Much of the spam comes as images - that is, spammers make pictures, with the "sales pitch" text in them. Just about all the image spam I've seen is for illegal pump-n-dump penny stock scams, and they're getting through the spam filters.

I just got a press release from Secure Computing, which included the below chart that says image spam volumes have doubled lately:

Secure Computing

This is vendor supplied information, and should be treated with as such, but everything I've seen so far points to Secure Computing being right. Other sources such as McAfee reckon image spam makes up for around forty per cent of the total spam volume now.

Stopping this kind of spam is difficult, especially since some images are rendered dynamically according the text in them and thus vary in size.
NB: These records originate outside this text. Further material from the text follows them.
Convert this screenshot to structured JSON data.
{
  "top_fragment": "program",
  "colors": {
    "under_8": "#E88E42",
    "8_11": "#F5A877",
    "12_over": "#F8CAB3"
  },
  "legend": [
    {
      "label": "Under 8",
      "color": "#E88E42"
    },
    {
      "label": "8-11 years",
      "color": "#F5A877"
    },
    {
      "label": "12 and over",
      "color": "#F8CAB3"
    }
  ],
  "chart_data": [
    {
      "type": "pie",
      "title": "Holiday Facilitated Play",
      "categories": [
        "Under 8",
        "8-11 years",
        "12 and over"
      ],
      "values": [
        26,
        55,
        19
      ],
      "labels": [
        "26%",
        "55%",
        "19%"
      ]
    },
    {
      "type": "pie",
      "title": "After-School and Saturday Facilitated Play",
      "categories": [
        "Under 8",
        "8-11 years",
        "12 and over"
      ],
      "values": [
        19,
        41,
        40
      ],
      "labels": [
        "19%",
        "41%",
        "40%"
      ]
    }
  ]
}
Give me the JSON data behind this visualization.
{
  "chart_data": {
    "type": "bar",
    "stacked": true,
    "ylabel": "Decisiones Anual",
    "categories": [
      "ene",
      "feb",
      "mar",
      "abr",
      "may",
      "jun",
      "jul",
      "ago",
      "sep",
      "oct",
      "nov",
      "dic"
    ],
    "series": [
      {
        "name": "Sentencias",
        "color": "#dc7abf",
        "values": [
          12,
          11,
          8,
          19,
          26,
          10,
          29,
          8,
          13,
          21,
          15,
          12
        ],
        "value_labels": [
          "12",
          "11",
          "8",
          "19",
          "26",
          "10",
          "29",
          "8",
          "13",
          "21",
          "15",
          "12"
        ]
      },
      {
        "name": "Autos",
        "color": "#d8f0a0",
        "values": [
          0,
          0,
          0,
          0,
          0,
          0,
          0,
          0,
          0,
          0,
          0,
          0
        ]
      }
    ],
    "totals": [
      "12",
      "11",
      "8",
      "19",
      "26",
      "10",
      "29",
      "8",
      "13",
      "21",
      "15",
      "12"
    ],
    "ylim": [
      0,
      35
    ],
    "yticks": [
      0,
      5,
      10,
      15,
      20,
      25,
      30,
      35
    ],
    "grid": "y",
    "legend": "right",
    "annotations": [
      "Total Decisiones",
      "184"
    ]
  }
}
I've found some useful rules for Spam Assassin at Wonko.com but have yet to install FuzzyOCR, an optical character recognition plug in for SA. Having to use resource intensive OCR doesn't seem like the right way to go. I'm going to see if I can make use of pf's ability to fingerprint connections from specific operating systems, and firewall off say Windows desktop ones.

Have also heard that "greylisting", which temporarily defers reception of email, is effective here.

Image spam takes up more bandwidth than text-based stuff, which in turn may be one reason the Internet seems to be in go-slow mode at the moment. Haven't had any confirmation about this yet though, so pure speculation on my part.

Where does the spam come from then? Well, it could be your Windows box, compromised using for instance the recent SpamThru trojan horse. The recent spam-flood has been accompanied by many more trojans being emailed out to users as well, I note. Clearly, the spammers are seeking more recruits to their bot armies.